Uno de los pocos senderos circulares que hay en la Isla Chiquita es éste que hoy nos proponemos.
Está denominado como el PR-9, y parece bien indicado.
Lo atacamos desde la última parte del P-10, que nos llevará andando hasta la piedra del Regidor. Y que sale a pié de carretera.
Si la primera parte nos lleva entre arbolado, y chispeando, luego el paisaje se despeja, que no el cielo.
Vuelven los pinos a la zona de la Dehesa. Como antesala de uno de los paisajes más extraños que he visto nunca.
Enomes sabinas, de ductil madera, han sabido jugar con el furioso viento de la zona. Adaptándose a él, nombrándose sus compañeras de territorio favoritas.
La persistente lluvia horizontal, propia de las cumbres herreñas, continua acechando en las cotas más altas de nuestro recorrido. Pero el cielo se aclara según nos acercamos a la costa.
Las sabinas adquieren formas caprichosas, moldeadas por Eolo. Decenas y decenas de ellas pueblan las lomas que se asoman al Oeste.
Cuando llegamos a un curioso descansadero, protegido por esta cancela, tomamos un senderillo, que sale a mano derecha, hacia en Mirador de Bascos.
Los brezos llenan los bordes del pedregoso camino.
Y, despues de media hora escasa, llegamos a la esperada terraza, que se asoma al Golfo, imponente.
El mar de un azul intenso se rebela transparente desde los 850 metros de altura en los que estamos.
Abajo, el balneario de la Fuente de la Salud, y los pueblos de Frontera, a lo lejos.
Yo también voy. Hete aquí la prueba irrefutable...
Volvemos, de nuevo, entre pinares, por una pista, que nos lleva hasta un cruce de caminos sospechoso.
No nos queda claro si el otro camino, por el que no hemos venido, nos llevará hasta el coche.

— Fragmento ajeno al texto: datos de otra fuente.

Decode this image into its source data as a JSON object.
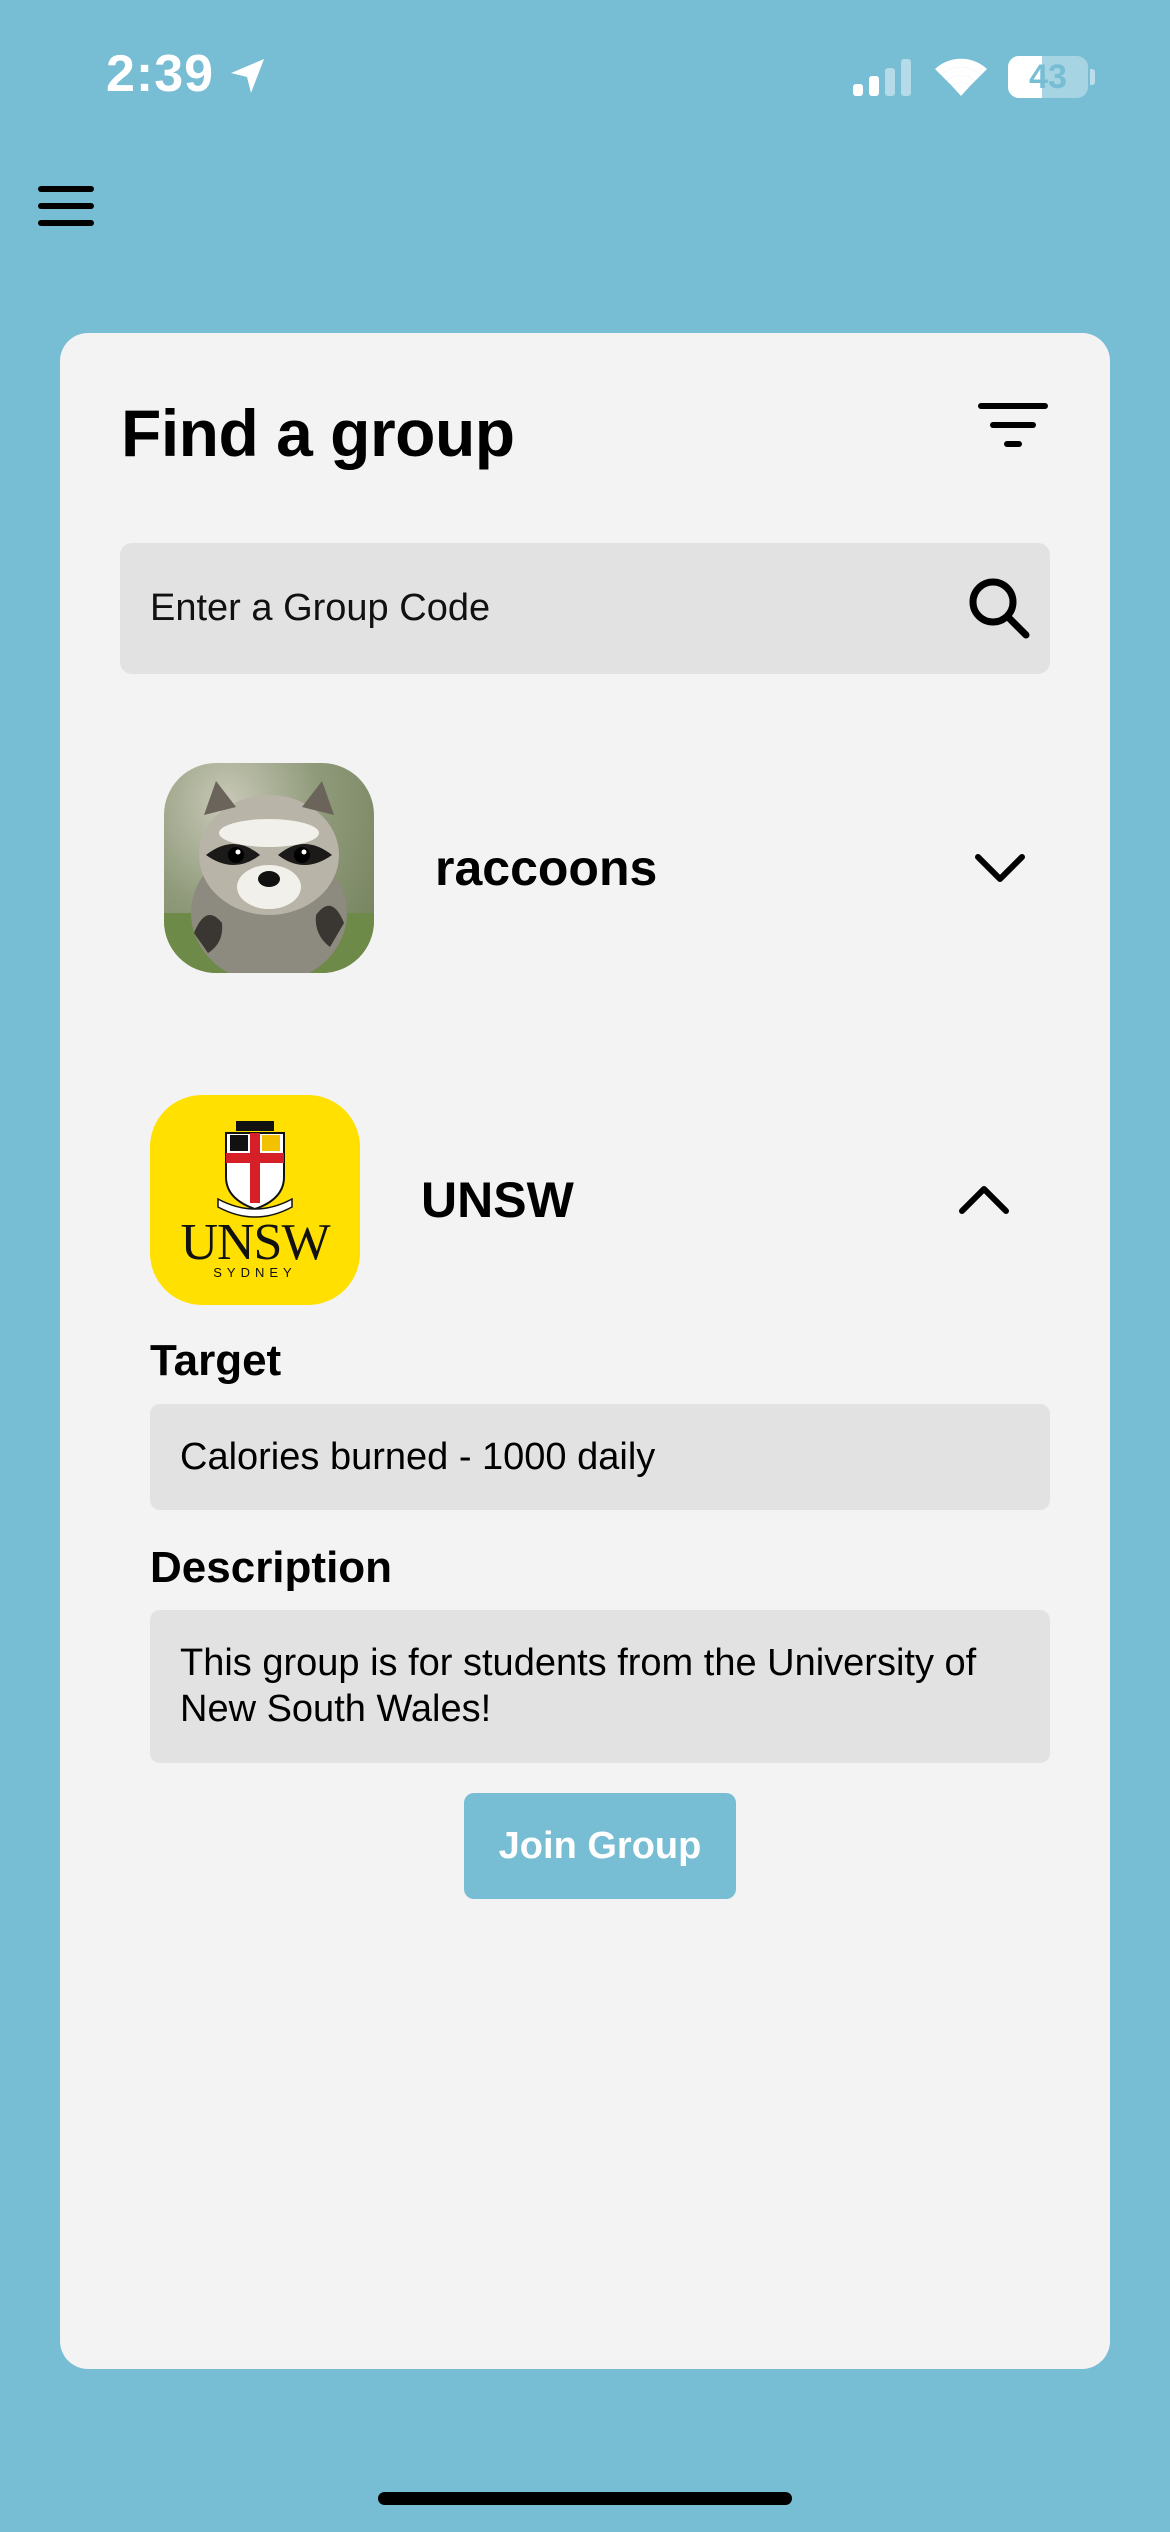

Decidimos desandar la ida y pasamos por antiguas explotaciones agrarias, que un viejo proyecto intentó instalar, para dar empuje económico a esta zona.
Un vetusto abrevadero de piedra espera al ganado.
Llegamos a la Piedra del Regidor y allí comprobamos que el otro camino hubiera sido correcto, lástima no habernos fijado a la ida.
En este lugar, cada cuatro años se hace entrega de la Virgen de los Reyes, por parte de las autoridades, al pueblo, para que inicie su larga Bajada hasta Valverde, la capital.
Unos metros más abajo se encuentra la ermita en donde habita la talla de la patrona de la isla. Allí echamos un rezo, mientras nos sentamos, para recuperar el fuelle.
Jucha tira carretera arriba para recuperar el coche, y yo bajo dando un paseo solitario, donde sólo oigo la naturaleza. Cuando Jucha me alcanza nos dirigimos al faro de Orchilla, el más occidental de España.
En donde estuvo el Meridiano Cero durante siglos, hasta que los ingleses decidieran trasladarlo a Greenwich, se instaló este faro, que se iluminó, por primera vez en 1933.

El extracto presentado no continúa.